O novo professor de matemática era sério, mas bonitão. As moças ficaram logo encantadas, especialmente Regina. Ela era uma aluna mediana que não gostava muito de matemática, mas, com aquele professor, ela começou a se interessar. Nunca antes quisera saber de logaritmos, trigonometria ou álgebra, apenas de batom, maquiagem e roupas sexys. Aquilo tudo de matemática parecia uma grande embrulhada. Mas a voz do professor, profunda e máscula, lhe mexia as entranhas, provocava sua libido, atiçava até quem diria, a sua curiosidade.
Começou a se interessar pelas coisas da matemática que de uma embrulhada passou a ser o código que regia o mundo. A música, aprendeu a partir de então, que tanto lhe embalava o espírito, era uma tradução daquele código antigo, como uma simbologia druídica que animava os seres vivos e não vivos.
O que Regina não sabia é que tinha um grande admirador secreto logo ao seu lado. O estranho Paulo, que não desgrudava os olhos da menina. Ele achava nela tudo de atraente e encantador, mas nunca revelara nada a ninguém. Não se achava merecedor, mas mesmo assim sonhava e todo mundo pode sonhar sem interferência se mantiver seu sonho só para si. 
Mas, coitado, não havia nascido com atrativos e as moças não davam bola para ele. Os outros meninos também não gostavam dele. Ele sabia disso e por isso não se atrevia a se declarar para Regina. 
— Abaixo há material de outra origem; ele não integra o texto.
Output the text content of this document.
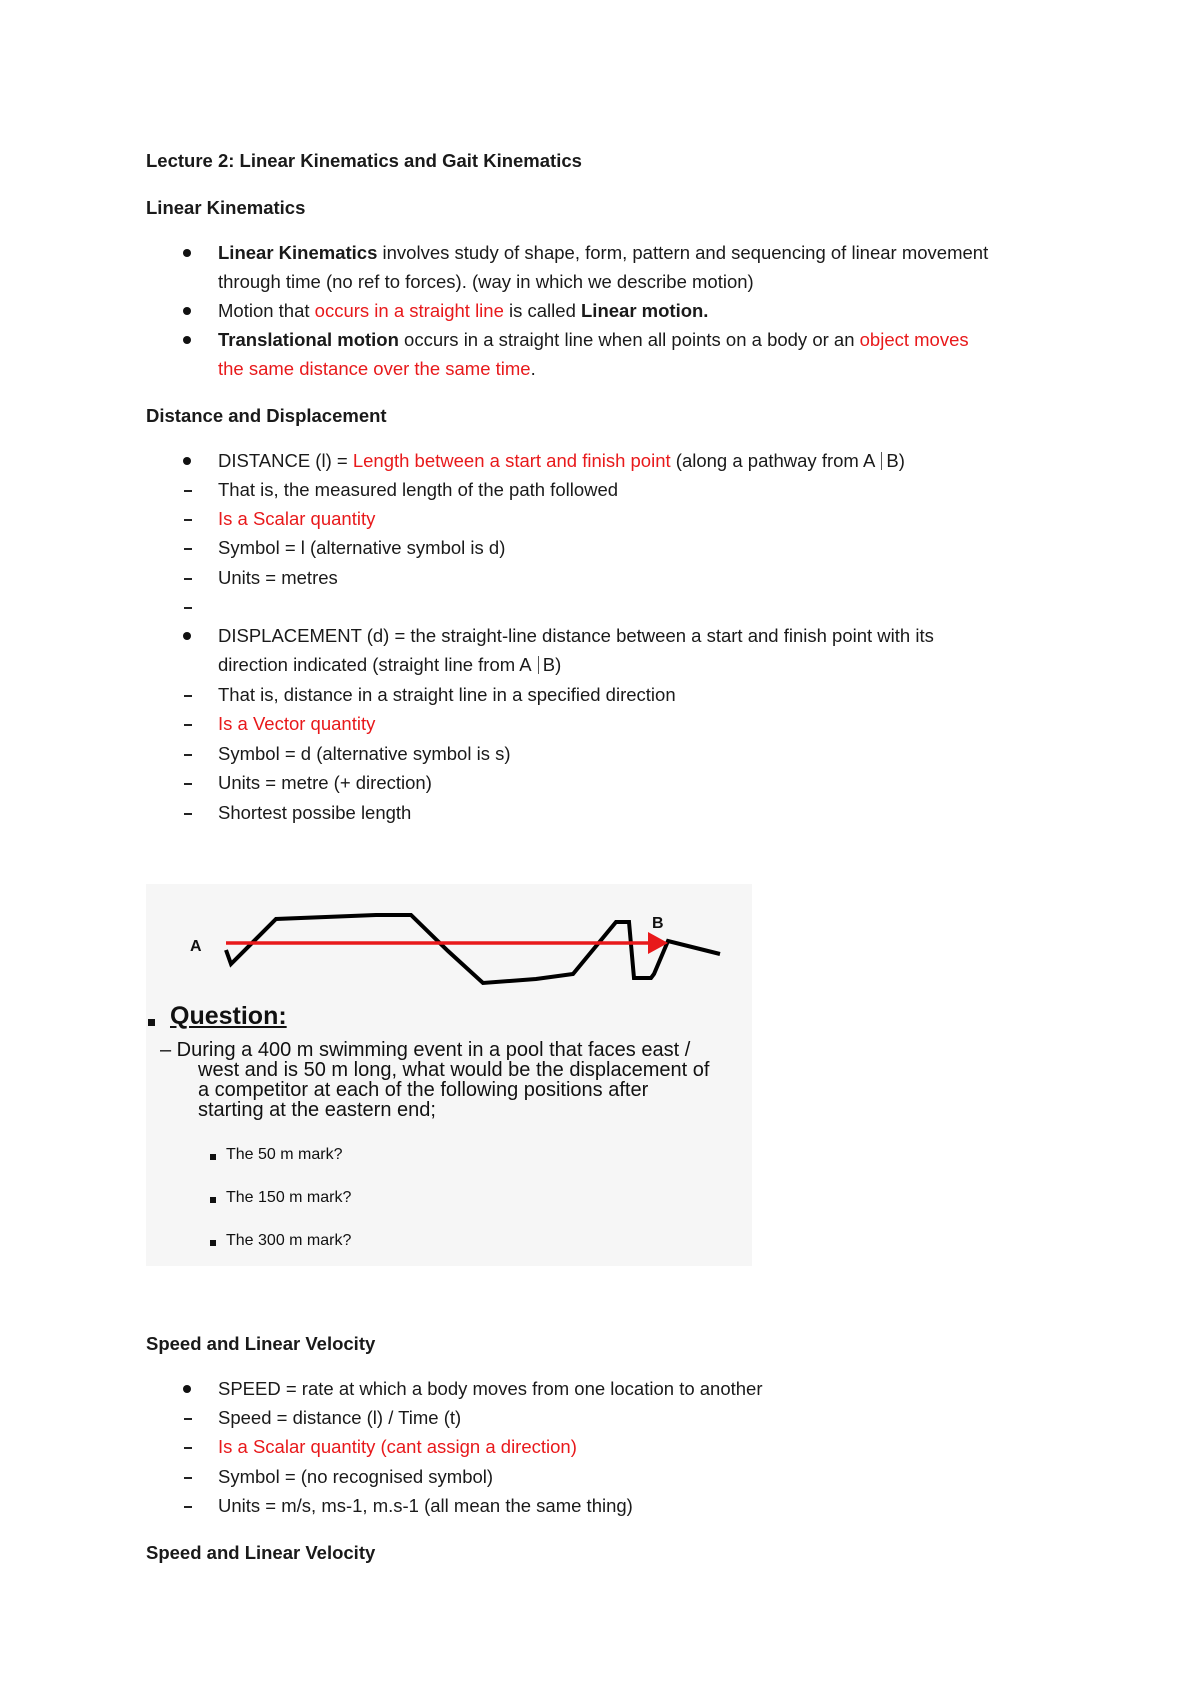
Lecture 2: Linear Kinematics and Gait Kinematics

Linear Kinematics

Linear Kinematics involves study of shape, form, pattern and sequencing of linear movement

through time (no ref to forces). (way in which we describe motion)

Motion that occurs in a straight line is called Linear motion.

Translational motion occurs in a straight line when all points on a body or an object moves

the same distance over the same time.

Distance and Displacement

DISTANCE (l) = Length between a start and finish point (along a pathway from A B)

That is, the measured length of the path followed

Is a Scalar quantity

Symbol = l (alternative symbol is d)

Units = metres

DISPLACEMENT (d) = the straight-line distance between a start and finish point with its

direction indicated (straight line from A B)

That is, distance in a straight line in a specified direction

Is a Vector quantity

Symbol = d (alternative symbol is s)

Units = metre (+ direction)

Shortest possibe length

A
B

Question:

– During a 400 m swimming event in a pool that faces east /

west and is 50 m long, what would be the displacement of

a competitor at each of the following positions after

starting at the eastern end;

The 50 m mark?

The 150 m mark?

The 300 m mark?

Speed and Linear Velocity

SPEED = rate at which a body moves from one location to another

Speed = distance (l) / Time (t)

Is a Scalar quantity (cant assign a direction)

Symbol = (no recognised symbol)

Units = m/s, ms-1, m.s-1 (all mean the same thing)

Speed and Linear Velocity
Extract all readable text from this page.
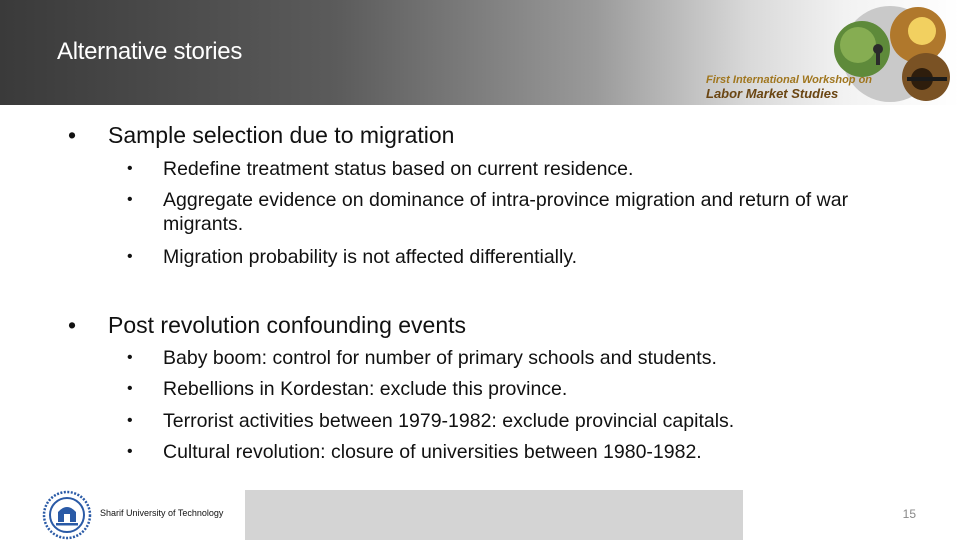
Alternative stories
First International Workshop on
Labor Market Studies
• Sample selection due to migration
• Redefine treatment status based on current residence.
• Aggregate evidence on dominance of intra-province migration and return of war migrants.
• Migration probability is not affected differentially.
• Post revolution confounding events
• Baby boom: control for number of primary schools and students.
• Rebellions in Kordestan: exclude this province.
• Terrorist activities between 1979-1982: exclude provincial capitals.
• Cultural revolution: closure of universities between 1980-1982.
Sharif University of Technology	15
Todo dia ele acordava cedo e se aprontava antes dos outros para ir observar a menina indo para a escola.
Ficou com um verdadeiro ódio quando percebeu que todas as atenções dela se concentravam no professor. Lhe causava mais ódio ainda o fato de ele adorar matemática e ela odiar e, também, a mania que ela tinha de pegar o giz que o professor usava durante a aula e guardar na bolsa. Todo dia ela pegava um giz e colocava na bolsa. Para que ele não podia adivinhar e justamente por isso ele detestava aquele hábito.
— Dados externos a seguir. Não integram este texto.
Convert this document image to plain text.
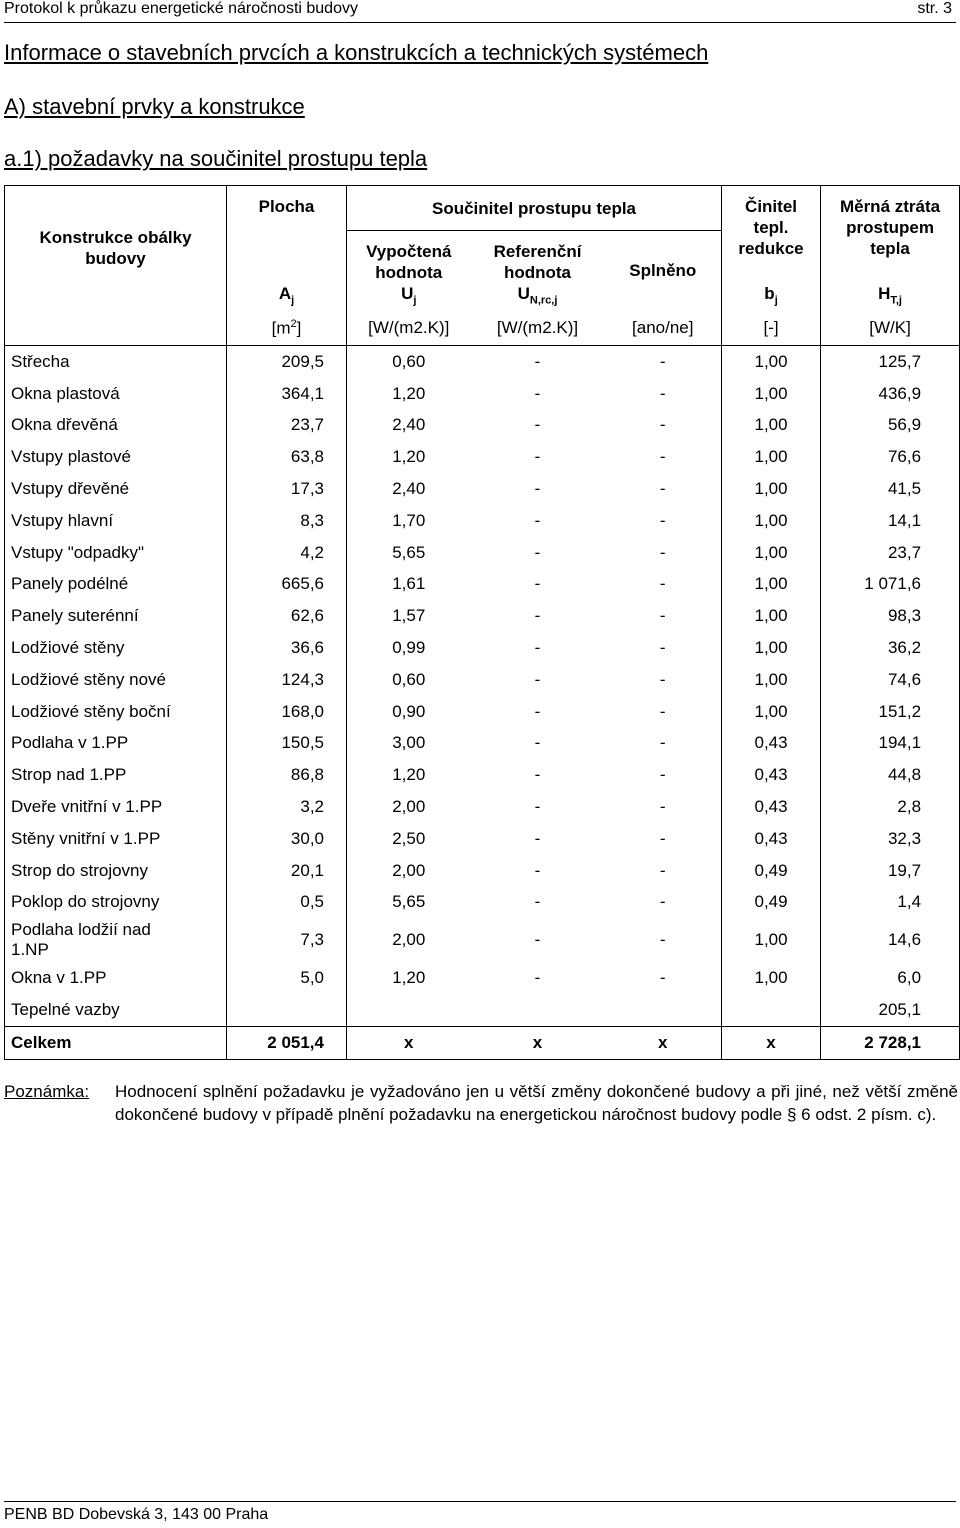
Protokol k průkazu energetické náročnosti budovy	str. 3
Informace o stavebních prvcích a konstrukcích a technických systémech
A) stavební prvky a konstrukce
a.1) požadavky na součinitel prostupu tepla
Konstrukce obálky budovy	Plocha	Součinitel prostupu tepla			Činitel tepl. redukce	Měrná ztráta prostupem tepla
		Vypočtená hodnota	Referenční hodnota	Splněno		
	$A_j$	$U_j$	$U_{N,rc,j}$		$b_j$	$H_{T,j}$
	$[m^2]$	[W/(m2.K)]	[W/(m2.K)]	[ano/ne]	[-]	[W/K]
Střecha	209,5	0,60	-	-	1,00	125,7
Okna plastová	364,1	1,20	-	-	1,00	436,9
Okna dřevěná	23,7	2,40	-	-	1,00	56,9
Vstupy plastové	63,8	1,20	-	-	1,00	76,6
Vstupy dřevěné	17,3	2,40	-	-	1,00	41,5
Vstupy hlavní	8,3	1,70	-	-	1,00	14,1
Vstupy "odpadky"	4,2	5,65	-	-	1,00	23,7
Panely podélné	665,6	1,61	-	-	1,00	1 071,6
Panely suterénní	62,6	1,57	-	-	1,00	98,3
Lodžiové stěny	36,6	0,99	-	-	1,00	36,2
Lodžiové stěny nové	124,3	0,60	-	-	1,00	74,6
Lodžiové stěny boční	168,0	0,90	-	-	1,00	151,2
Podlaha v 1.PP	150,5	3,00	-	-	0,43	194,1
Strop nad 1.PP	86,8	1,20	-	-	0,43	44,8
Dveře vnitřní v 1.PP	3,2	2,00	-	-	0,43	2,8
Stěny vnitřní v 1.PP	30,0	2,50	-	-	0,43	32,3
Strop do strojovny	20,1	2,00	-	-	0,49	19,7
Poklop do strojovny	0,5	5,65	-	-	0,49	1,4

Podlaha lodžií nad
1.NP	7,3	2,00	-	-	1,00	14,6
Okna v 1.PP	5,0	1,20	-	-	1,00	6,0
Tepelné vazby						205,1
Celkem	2 051,4	x	x	x	x	2 728,1
Poznámka: Hodnocení splnění požadavku je vyžadováno jen u větší změny dokončené budovy a při jiné, než větší změně dokončené budovy v případě plnění požadavku na energetickou náročnost budovy podle § 6 odst. 2 písm. c).
PENB BD Dobevská 3, 143 00 Praha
Um dia, cismado com a mania de colecionar giz usado pelo professor, pensando que, talvez, o giz fosse para ela um elemento erótico, percebeu que uma borboleta azul o seguia. Ele sentou num banco de praça e percebeu que a borboleta pousou em seu ombro. Ficou observando a borboleta, mas não a conseguia ver pois só conseguia ver Regina. Ali estava, a sua disposição, em todas as suas cores o esplendor natural de uma borboleta, que por qualquer motivo desconhecido o confundira com uma flor. O mundo todo rejeitara Paulo, mas Paulo rejeitara a borboleta porque não conseguia ver nada além de Regina e o professor de matemática, as fontes de todo o seu amor e ódio. Talvez a borboleta azul fosse atraída exatamente o que rejeitavam os humanos.
A borboleta o seguiu o dia todo, mas ao final da tarde encontrou uma flor onde pousou e desistiu de Paulo. A partir desse dia, sempre havia uma ou mais borboletas por perto de Paulo, mas ele deixou de repara nisso.
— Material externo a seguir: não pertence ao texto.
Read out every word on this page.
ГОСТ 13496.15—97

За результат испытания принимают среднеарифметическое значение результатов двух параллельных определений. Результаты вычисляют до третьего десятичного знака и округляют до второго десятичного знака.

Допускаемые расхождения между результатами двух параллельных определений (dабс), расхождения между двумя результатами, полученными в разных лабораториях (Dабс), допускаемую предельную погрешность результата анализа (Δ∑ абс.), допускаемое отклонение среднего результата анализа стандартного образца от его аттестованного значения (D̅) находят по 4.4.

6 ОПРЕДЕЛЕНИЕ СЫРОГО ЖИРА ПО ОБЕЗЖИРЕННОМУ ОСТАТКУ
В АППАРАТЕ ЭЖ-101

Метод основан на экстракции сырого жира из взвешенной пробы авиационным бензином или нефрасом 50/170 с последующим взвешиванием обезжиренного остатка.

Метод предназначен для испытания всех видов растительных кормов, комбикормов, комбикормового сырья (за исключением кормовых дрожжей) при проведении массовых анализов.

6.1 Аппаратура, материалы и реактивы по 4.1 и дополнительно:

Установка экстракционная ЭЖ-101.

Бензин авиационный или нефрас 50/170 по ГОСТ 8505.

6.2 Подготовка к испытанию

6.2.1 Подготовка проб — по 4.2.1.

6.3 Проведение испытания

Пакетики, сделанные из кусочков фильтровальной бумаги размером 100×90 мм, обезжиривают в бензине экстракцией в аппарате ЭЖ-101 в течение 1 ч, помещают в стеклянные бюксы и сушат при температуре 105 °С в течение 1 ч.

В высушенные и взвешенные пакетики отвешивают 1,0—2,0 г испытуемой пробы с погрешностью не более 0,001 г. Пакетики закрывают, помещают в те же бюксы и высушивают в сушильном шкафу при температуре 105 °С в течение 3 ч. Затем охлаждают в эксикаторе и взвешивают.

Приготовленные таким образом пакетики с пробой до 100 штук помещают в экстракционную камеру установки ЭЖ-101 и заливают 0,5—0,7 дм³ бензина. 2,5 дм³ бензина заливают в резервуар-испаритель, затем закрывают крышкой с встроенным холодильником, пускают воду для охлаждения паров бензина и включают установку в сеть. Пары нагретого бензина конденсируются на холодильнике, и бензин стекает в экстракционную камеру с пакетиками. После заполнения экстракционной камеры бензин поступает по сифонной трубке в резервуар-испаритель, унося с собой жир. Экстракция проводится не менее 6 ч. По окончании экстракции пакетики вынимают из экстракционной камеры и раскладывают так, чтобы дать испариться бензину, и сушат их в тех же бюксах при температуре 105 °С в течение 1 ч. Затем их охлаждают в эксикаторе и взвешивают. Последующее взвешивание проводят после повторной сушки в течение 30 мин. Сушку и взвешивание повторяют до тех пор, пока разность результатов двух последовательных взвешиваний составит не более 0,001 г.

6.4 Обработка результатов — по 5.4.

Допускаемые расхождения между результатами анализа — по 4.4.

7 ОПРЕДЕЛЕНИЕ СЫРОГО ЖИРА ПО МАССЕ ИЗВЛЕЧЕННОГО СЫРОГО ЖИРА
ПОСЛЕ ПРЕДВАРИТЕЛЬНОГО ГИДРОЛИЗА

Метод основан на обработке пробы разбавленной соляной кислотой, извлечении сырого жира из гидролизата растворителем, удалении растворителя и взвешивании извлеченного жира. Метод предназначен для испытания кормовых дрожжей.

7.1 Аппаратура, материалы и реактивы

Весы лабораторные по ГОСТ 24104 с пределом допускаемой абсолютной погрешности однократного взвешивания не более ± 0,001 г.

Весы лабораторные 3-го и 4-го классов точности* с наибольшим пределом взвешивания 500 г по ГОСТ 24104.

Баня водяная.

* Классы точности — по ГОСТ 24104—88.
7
Regina, por sua vez, chegava em casa, olhava para o seu giz e imaginava ele todo cheio do cheiro do professor. E imaginava-se perdendo em seus braços, misturando seu corpo ao dele.
Ela começou a segui-lo. Não percebeu que por sua vez era seguida. Um dia, o viu entrar em um café. Ela se decidiu e entrou em seu caminho, dando uma trombada e caindo em seus braços. Seus olhos, fingindo surpresa e esbanjando sedução, pousaram nos olhos  do professor e este se sentiu fortemente atraído. Não era para menos, Regina nascera com aquele encanto que deixa os homens desarmados. Ele pediu desculpas e a convidou para tomar uma café. Em pouco tempo estavam conversando como velhos conhecidos. Ela e o professor esbanjavam tudo que tanto faltava a Paulo. Não demorou e ele a convidou para sua casa. O que lá aconteceu não foi conhecido mas adivinhado por Paulo, que não parava de os seguir. Ele fotografou tudo. Eles se encontrando no café, conversando, entrando na casa do professor, saindo horas depois com um sorriso de felicidade no rosto. Sim, Tinha sido a primeira vez de Regina, Enfim, seu primeiro homem. E ela ficou completamente apaixonada. Ele, nem tanto, Era só mais uma. Era casado e aproveitara o fato da esposa estar viajando para dar uma fugida e, apesar de Regina ser linda, ele não queria comprometer sua vidinha arranjada e pacata.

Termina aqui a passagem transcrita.